Aber warum nicht die Beschränkungen als Chance nehmen, um Möglichkeiten zu nutzen, die wir sonst zum Beispiel in der Verkündigung nicht haben. Wenn Sie schon in den letzten Tagen den Gottesdienst hier im Dom über den Livestream mitgefeiert haben, dann haben Sie gemerkt, dass die Verantwortlichen für die Übertragung Ihnen zwischendurch Bilder aus dem Dom anbieten, die Sie daheim zur Meditation und zum Gebet anregen wollen.
Ich möchte das auch für die Karfreitagspredigt nutzen und Ihren Blick lenken auf ein Bild, das sich in unserem Dom befindet und uns helfen kann, die Botschaft des Karfreitags tiefer zu verstehen. Das Bild befindet sich hier vorne auf der Altarinsel, eingeritzt wie eine Art Relief. Daher ist es in der Regel für die Besucher des Domes nur schwer zu entdecken.
Es ist übrigens nicht das einzige Bild auf der Altarinsel. Im Gegenteil: Es findet sich eine Vielzahl von verschiedenen Motiven in den Stein eingemeißelt. Es sind Bilder aus der Heilsgeschichte: Die Erschaffung von Adam und Eva, die Vertreibung aus dem Paradies, der Bau der Arche, die Sandalen des Mose … Aber da finden sich auch Bilder aus der griechischen Sagenwelt: Das Labyrinth und Orpheus, den sagenumwobenen Sänger und Saitenspieler, der mit seiner Musik nicht nur die Herzen der Menschen berührte, sondern angeblich auch wilde Tiere zähmen, ja sogar die Herrscher der Unterwelt erweichen konnte.
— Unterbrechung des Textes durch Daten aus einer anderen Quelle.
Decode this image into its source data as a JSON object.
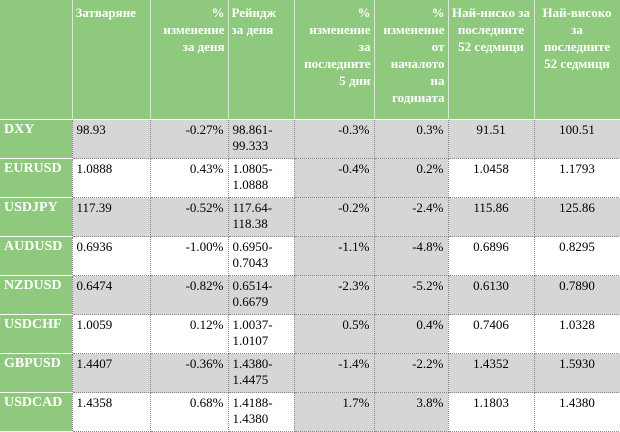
{
  "header": {
    "corner": "",
    "close": "Затваряне",
    "day_change": "% изменение за деня",
    "day_range": "Рейндж за деня",
    "change_5d": "% изменение за последните 5 дни",
    "change_ytd": "% изменение от началото на годината",
    "low_52w": "Най-ниско за последните 52 седмици",
    "high_52w": "Най-високо за последните 52 седмици"
  },
  "rows": [
    {
      "pair": "DXY",
      "close": "98.93",
      "day_change": "-0.27%",
      "range": "98.861-99.333",
      "change_5d": "-0.3%",
      "ytd": "0.3%",
      "low": "91.51",
      "high": "100.51"
    },
    {
      "pair": "EURUSD",
      "close": "1.0888",
      "day_change": "0.43%",
      "range": "1.0805-1.0888",
      "change_5d": "-0.4%",
      "ytd": "0.2%",
      "low": "1.0458",
      "high": "1.1793"
    },
    {
      "pair": "USDJPY",
      "close": "117.39",
      "day_change": "-0.52%",
      "range": "117.64-118.38",
      "change_5d": "-0.2%",
      "ytd": "-2.4%",
      "low": "115.86",
      "high": "125.86"
    },
    {
      "pair": "AUDUSD",
      "close": "0.6936",
      "day_change": "-1.00%",
      "range": "0.6950-0.7043",
      "change_5d": "-1.1%",
      "ytd": "-4.8%",
      "low": "0.6896",
      "high": "0.8295"
    },
    {
      "pair": "NZDUSD",
      "close": "0.6474",
      "day_change": "-0.82%",
      "range": "0.6514-0.6679",
      "change_5d": "-2.3%",
      "ytd": "-5.2%",
      "low": "0.6130",
      "high": "0.7890"
    },
    {
      "pair": "USDCHF",
      "close": "1.0059",
      "day_change": "0.12%",
      "range": "1.0037-1.0107",
      "change_5d": "0.5%",
      "ytd": "0.4%",
      "low": "0.7406",
      "high": "1.0328"
    },
    {
      "pair": "GBPUSD",
      "close": "1.4407",
      "day_change": "-0.36%",
      "range": "1.4380-1.4475",
      "change_5d": "-1.4%",
      "ytd": "-2.2%",
      "low": "1.4352",
      "high": "1.5930"
    },
    {
      "pair": "USDCAD",
      "close": "1.4358",
      "day_change": "0.68%",
      "range": "1.4188-1.4380",
      "change_5d": "1.7%",
      "ytd": "3.8%",
      "low": "1.1803",
      "high": "1.4380"
    }
  ],
  "colors": {
    "header_green": "#8fc97e",
    "cell_grey": "#d6d6d6",
    "cell_white": "#ffffff"
  }
}
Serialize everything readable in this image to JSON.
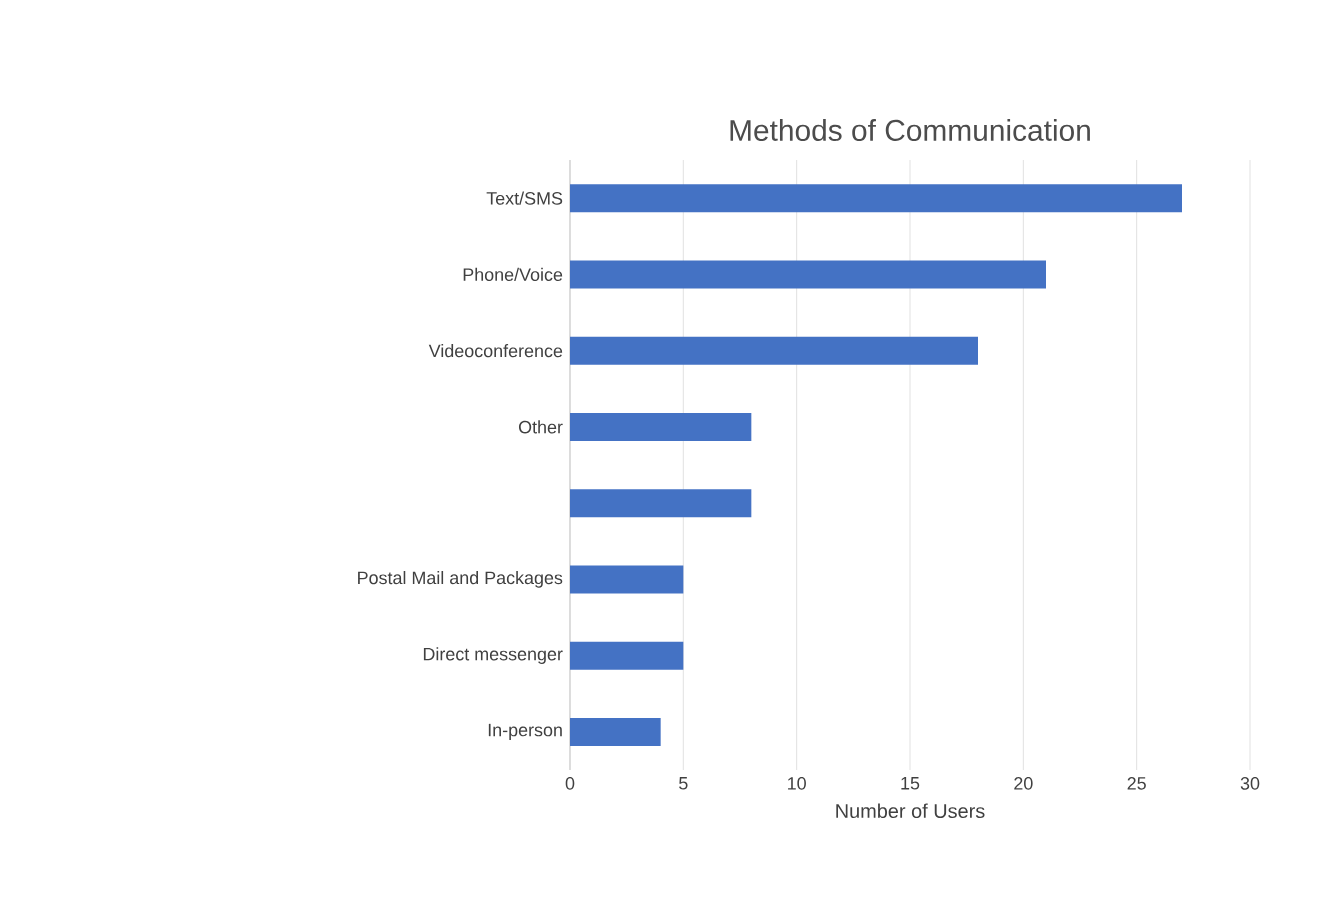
{
  "chart_data": {
    "type": "bar",
    "orientation": "horizontal",
    "title": "Methods of Communication",
    "xlabel": "Number of Users",
    "categories": [
      "Text/SMS",
      "Phone/Voice",
      "Videoconference",
      "Other",
      null,
      "Postal Mail and Packages",
      "Direct messenger",
      "In-person"
    ],
    "values": [
      27,
      21,
      18,
      8,
      8,
      5,
      5,
      4
    ],
    "color": "#4472c4",
    "xlim": [
      0,
      30
    ],
    "xticks": [
      0,
      5,
      10,
      15,
      20,
      25,
      30
    ],
    "grid": "x"
  }
}
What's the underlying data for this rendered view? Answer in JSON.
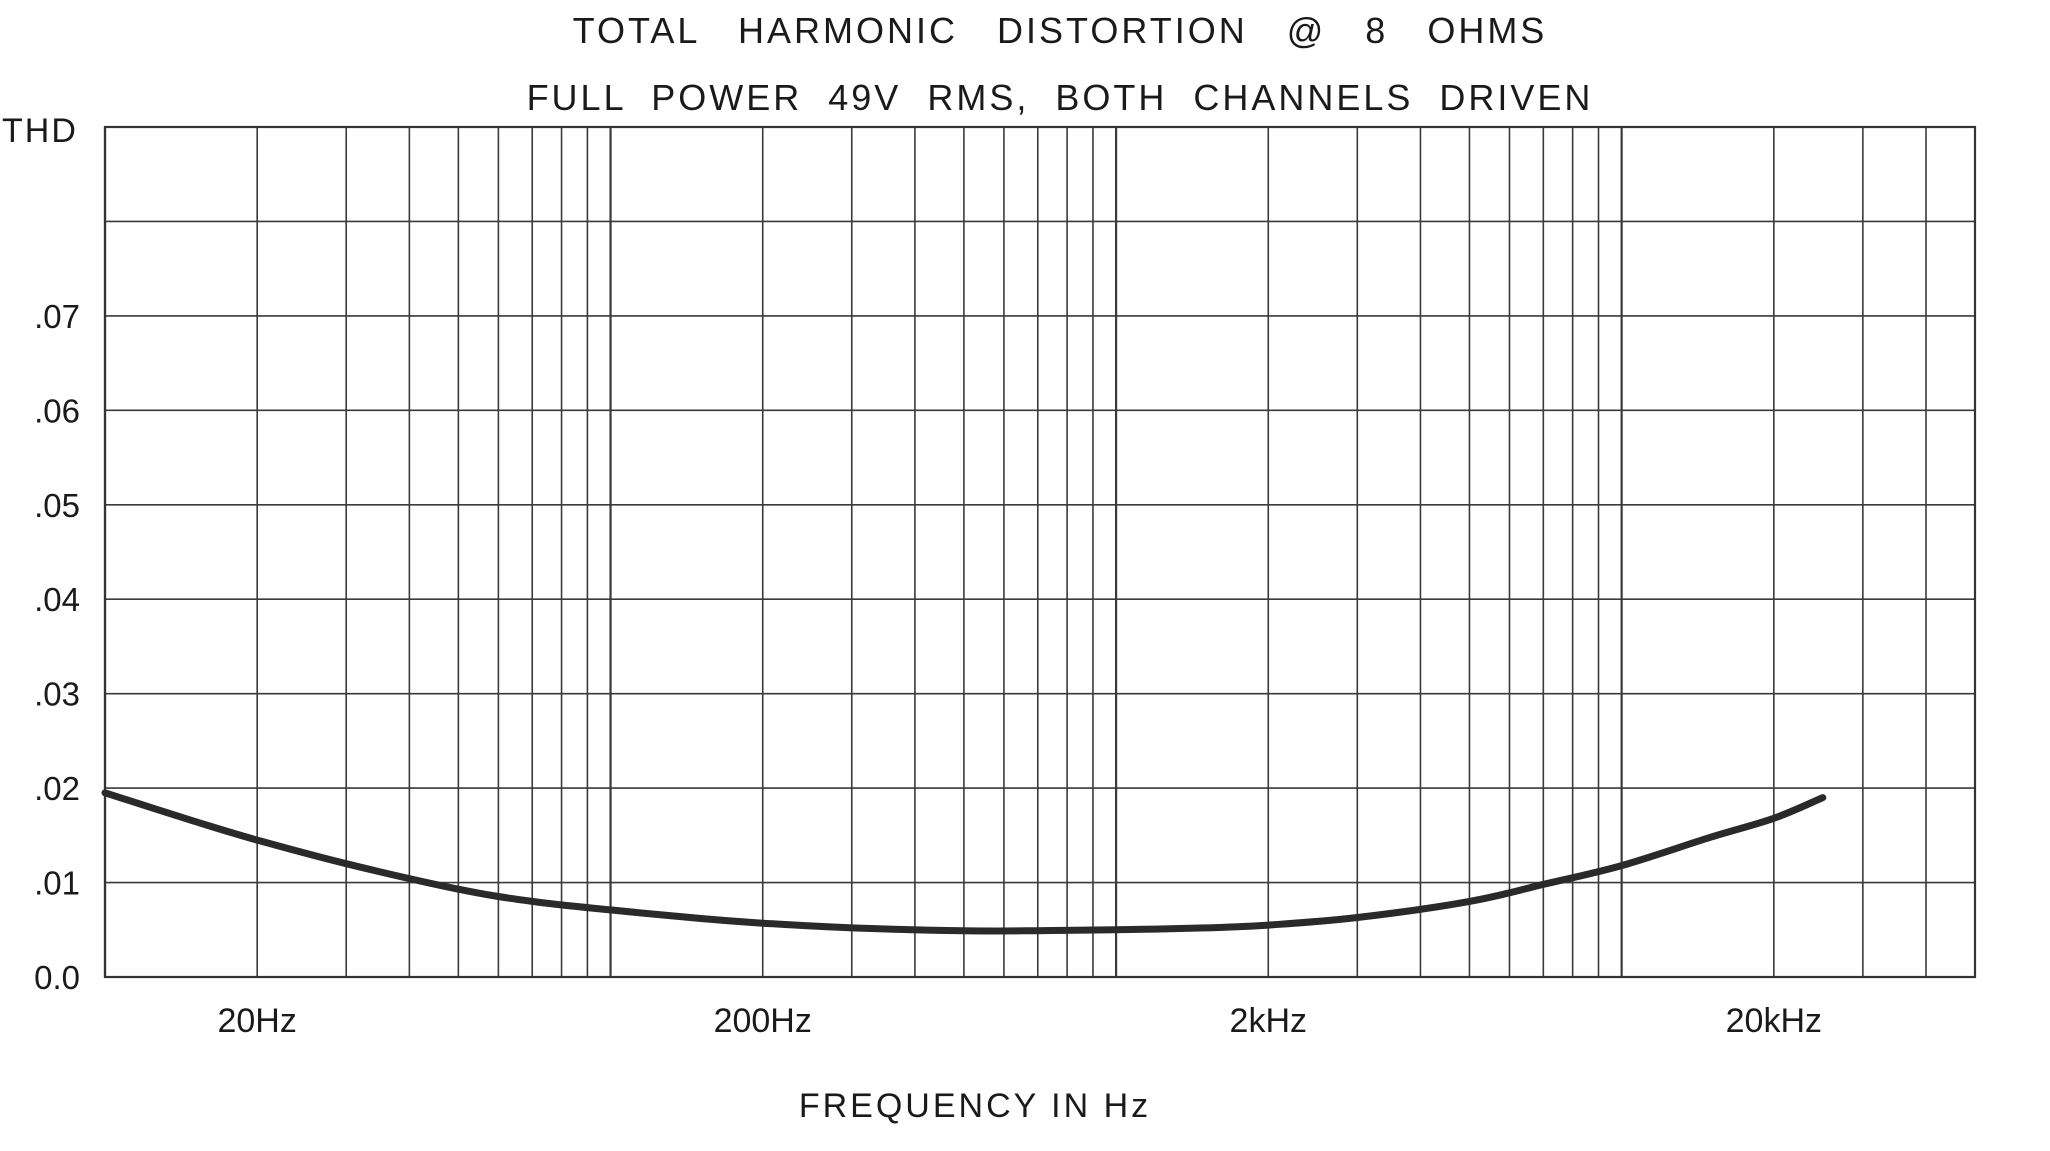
{
  "chart_data": {
    "type": "line",
    "title": "TOTAL   HARMONIC   DISTORTION   @   8   OHMS",
    "subtitle": "FULL  POWER  49V  RMS,  BOTH  CHANNELS  DRIVEN",
    "xlabel": "FREQUENCY IN Hz",
    "ylabel": "THD",
    "x_scale": "log",
    "xlim": [
      10,
      50000
    ],
    "ylim": [
      0,
      0.09
    ],
    "x_ticks": [
      {
        "value": 20,
        "label": "20Hz"
      },
      {
        "value": 200,
        "label": "200Hz"
      },
      {
        "value": 2000,
        "label": "2kHz"
      },
      {
        "value": 20000,
        "label": "20kHz"
      }
    ],
    "y_ticks": [
      {
        "value": 0,
        "label": "0.0"
      },
      {
        "value": 0.01,
        "label": ".01"
      },
      {
        "value": 0.02,
        "label": ".02"
      },
      {
        "value": 0.03,
        "label": ".03"
      },
      {
        "value": 0.04,
        "label": ".04"
      },
      {
        "value": 0.05,
        "label": ".05"
      },
      {
        "value": 0.06,
        "label": ".06"
      },
      {
        "value": 0.07,
        "label": ".07"
      }
    ],
    "grid": true,
    "series": [
      {
        "color": "#2a2a2a",
        "x": [
          10,
          15,
          20,
          30,
          50,
          70,
          100,
          150,
          200,
          300,
          500,
          700,
          1000,
          1500,
          2000,
          3000,
          5000,
          7000,
          10000,
          15000,
          20000,
          25000
        ],
        "y": [
          0.0195,
          0.0165,
          0.0145,
          0.012,
          0.0093,
          0.008,
          0.0071,
          0.0062,
          0.0057,
          0.0052,
          0.0049,
          0.0049,
          0.005,
          0.0052,
          0.0055,
          0.0063,
          0.008,
          0.0098,
          0.0118,
          0.0148,
          0.0168,
          0.019
        ]
      }
    ]
  }
}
2. Und es findet sich auf unserer Altarinsel auch das Bild von Odysseus, dem Kämpfer von Troja, der nach der Erzählung des griechischen Dichters Homer erst nach einer zehnjährigen Irrfahrt, eben „Odyssee“, wieder in der Heimat ankommt.
Zu den vielen Gefahren, die Odysseus mit seinen Gefährten zu bestehen hat, gehört auch die Begegnung mit den sogenannten Sirenen, jenen Fabelwesen, die auf Klippen am Meer hausten und verführerisch und gefährlich zugleich waren (12. Gesang). Durch ihren Gesang versuchten sie, alle vorüberfahrenden Schiffer anzulocken und sie in den Tod zu stürzen.
Der mutige Odysseus will seine Gefährten sicher an dieser Gefahr vorbeibringen. Deshalb verstopft er ihnen die Ohren mit Wachs, um nicht der Versuchung zu erliegen. Odysseus selbst will sich dem gefährlichen Gesang aussetzen. Dazu lässt er sich zur eigenen Sicherheit aufrecht am Mastbaum des Schiffes festbinden und gibt Befehl, ihn keinesfalls loszubinden. Als sie die gefährliche Stelle passiert haben und der Gesang der Sirenen wieder nachlässt, können die Freunde den Wachs aus den Ohren nehmen, und sie sind der tödlichen Gefahr entronnen.
Die Prediger in der Frühzeit der Kirche kannten diese Geschichte natürlich und sahen in ihr so etwas wie eine Vorahnung, ein Hinweis auf den Gekreuzigten: Denn tatsächlich ähnelt die Silhouette von Odysseus, der am Schiffsmast mit dem Querbalken festgebunden ist, Christus am Kreuz, der sich auch nicht in göttlicher Macht vom Kreuz losmacht, sondern aushält und dadurch die Seinen durch die todbringenden Fluten der Welt hindurch rettet.
3. Aber die Deutung der frühen Christen ging noch weiter: Sie sahen in Odysseus nicht nur ein Bild für Christus, sondern auch für sich selbst, d. h. für diejenigen, die sich durch den Glauben und die Taufe an Christus gebunden haben.
Sich an Christus zu binden, gibt Halt in den Untiefen des Lebens, hilft Versuchungen und Anfechtungen zu bestehen.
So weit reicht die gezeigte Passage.